Question

2. An archer shoots an arrow at 83.0 m/s at a 62.0 degree angle. If the ground is flat, how much time is the arrow in the air?

Answer 1

t=14.96 sec

Step-by-step explanation:

Diagonal Launch

It's a physical event that happens where an object is thrown in free air (no friction) forming an angle with the horizontal reference. The object then describes a path called a parabola.

The object will reach its maximum height and then return to the height from which it was launched. The equation for the height is :

`\displaystyle y=y_o+v_osin\theta \ t-(gt^2)/(2)`

Where vo is the initial speed,
`\theta` is the angle, t is the time and g is the acceleration of gravity .

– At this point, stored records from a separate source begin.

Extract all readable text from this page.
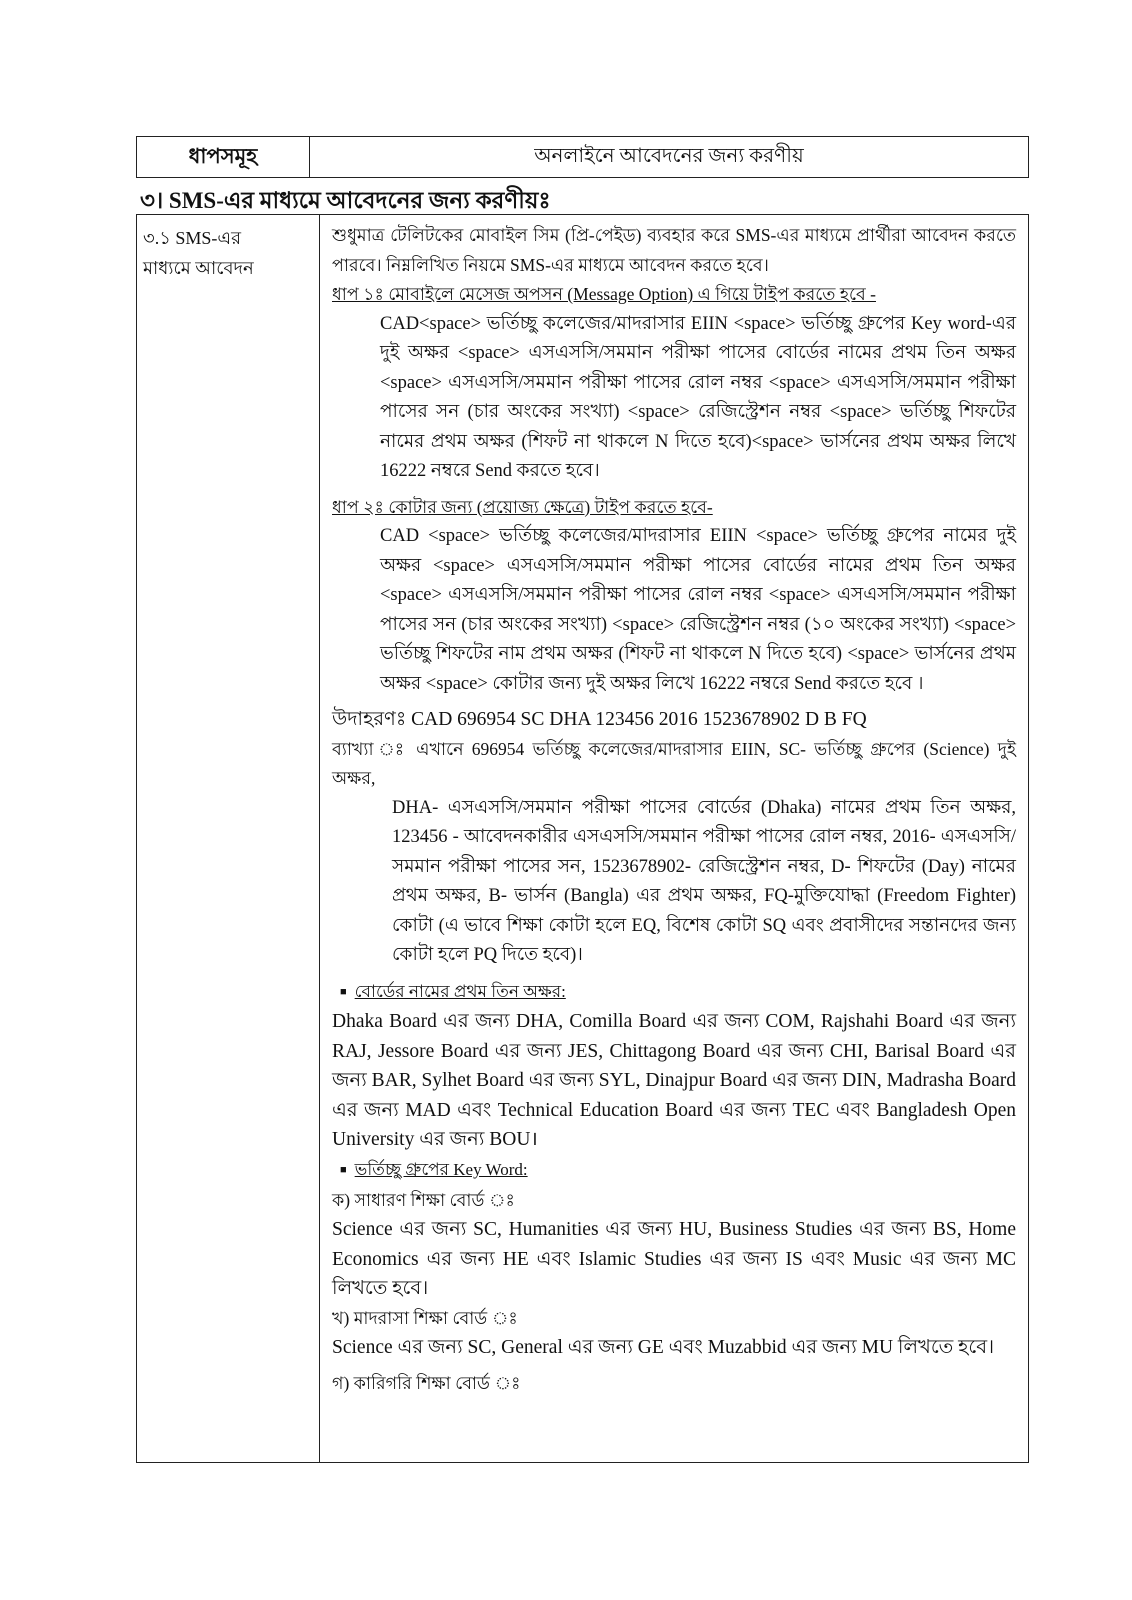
ধাপসমূহ	অনলাইনে আবেদনের জন্য করণীয়
৩। SMS-এর মাধ্যমে আবেদনের জন্য করণীয়ঃ
৩.১ SMS-এর
মাধ্যমে আবেদন

শুধুমাত্র টেলিটকের মোবাইল সিম (প্রি-পেইড) ব্যবহার করে SMS-এর মাধ্যমে প্রার্থীরা আবেদন করতে পারবে। নিম্নলিখিত নিয়মে SMS-এর মাধ্যমে আবেদন করতে হবে।

ধাপ ১ঃ মোবাইলে মেসেজ অপসন (Message Option) এ গিয়ে টাইপ করতে হবে -

CAD<space> ভর্তিচ্ছু কলেজের/মাদরাসার EIIN <space> ভর্তিচ্ছু গ্রুপের Key word-এর দুই অক্ষর <space> এসএসসি/সমমান পরীক্ষা পাসের বোর্ডের নামের প্রথম তিন অক্ষর <space> এসএসসি/সমমান পরীক্ষা পাসের রোল নম্বর <space> এসএসসি/সমমান পরীক্ষা পাসের সন (চার অংকের সংখ্যা) <space> রেজিস্ট্রেশন নম্বর <space> ভর্তিচ্ছু শিফটের নামের প্রথম অক্ষর (শিফট না থাকলে N দিতে হবে)<space> ভার্সনের প্রথম অক্ষর লিখে 16222 নম্বরে Send করতে হবে।

ধাপ ২ঃ কোটার জন্য (প্রয়োজ্য ক্ষেত্রে) টাইপ করতে হবে-

CAD <space> ভর্তিচ্ছু কলেজের/মাদরাসার EIIN <space> ভর্তিচ্ছু গ্রুপের নামের দুই অক্ষর <space> এসএসসি/সমমান পরীক্ষা পাসের বোর্ডের নামের প্রথম তিন অক্ষর <space> এসএসসি/সমমান পরীক্ষা পাসের রোল নম্বর <space> এসএসসি/সমমান পরীক্ষা পাসের সন (চার অংকের সংখ্যা) <space> রেজিস্ট্রেশন নম্বর (১০ অংকের সংখ্যা) <space> ভর্তিচ্ছু শিফটের নাম প্রথম অক্ষর (শিফট না থাকলে N দিতে হবে) <space> ভার্সনের প্রথম অক্ষর <space> কোটার জন্য দুই অক্ষর লিখে 16222 নম্বরে Send করতে হবে ।

উদাহরণঃ CAD 696954 SC DHA 123456 2016 1523678902 D B FQ

ব্যাখ্যা ঃ এখানে 696954 ভর্তিচ্ছু কলেজের/মাদরাসার EIIN, SC- ভর্তিচ্ছু গ্রুপের (Science) দুই অক্ষর,

DHA- এসএসসি/সমমান পরীক্ষা পাসের বোর্ডের (Dhaka) নামের প্রথম তিন অক্ষর, 123456 - আবেদনকারীর এসএসসি/সমমান পরীক্ষা পাসের রোল নম্বর, 2016- এসএসসি/সমমান পরীক্ষা পাসের সন, 1523678902- রেজিস্ট্রেশন নম্বর, D- শিফটের (Day) নামের প্রথম অক্ষর, B- ভার্সন (Bangla) এর প্রথম অক্ষর, FQ-মুক্তিযোদ্ধা (Freedom Fighter) কোটা (এ ভাবে শিক্ষা কোটা হলে EQ, বিশেষ কোটা SQ এবং প্রবাসীদের সন্তানদের জন্য কোটা হলে PQ দিতে হবে)।

■ বোর্ডের নামের প্রথম তিন অক্ষর:

Dhaka Board এর জন্য DHA, Comilla Board এর জন্য COM, Rajshahi Board এর জন্য RAJ, Jessore Board এর জন্য JES, Chittagong Board এর জন্য CHI, Barisal Board এর জন্য BAR, Sylhet Board এর জন্য SYL, Dinajpur Board এর জন্য DIN, Madrasha Board এর জন্য MAD এবং Technical Education Board এর জন্য TEC এবং Bangladesh Open University এর জন্য BOU।

■ ভর্তিচ্ছু গ্রুপের Key Word:

ক) সাধারণ শিক্ষা বোর্ড ঃ

Science এর জন্য SC, Humanities এর জন্য HU, Business Studies এর জন্য BS, Home Economics এর জন্য HE এবং Islamic Studies এর জন্য IS এবং Music এর জন্য MC লিখতে হবে।

খ) মাদরাসা শিক্ষা বোর্ড ঃ

Science এর জন্য SC, General এর জন্য GE এবং Muzabbid এর জন্য MU লিখতে হবে।

গ) কারিগরি শিক্ষা বোর্ড ঃ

In this problem we'll assume the arrow was launched from the ground level (won't consider the archer's height). Thus
`y_o=0`, and:

`\displaystyle y=v_osin\theta \ t-(gt^2)/(2)`

The value of y is zero twice: when t=0 (at launching time) and in t=
`t_f` when it goes back to the ground. We need to find that time
`t_f` by making
`y=0`

`\displaystyle 0=v_osin\theta\ t_f-(gt_f^2)/(2)`

Dividing by
`t_f`

`\displaystyle v_osin\theta=(gt_f)/(2)`

Then we find the total flight time as

`\displaystyle t_f=(2v_osin\theta)/(g)`

`\displaystyle t_f=(2(83)sin\ 62^o)/(9.8)`

`\displaystyle t_f=14.96\ sec`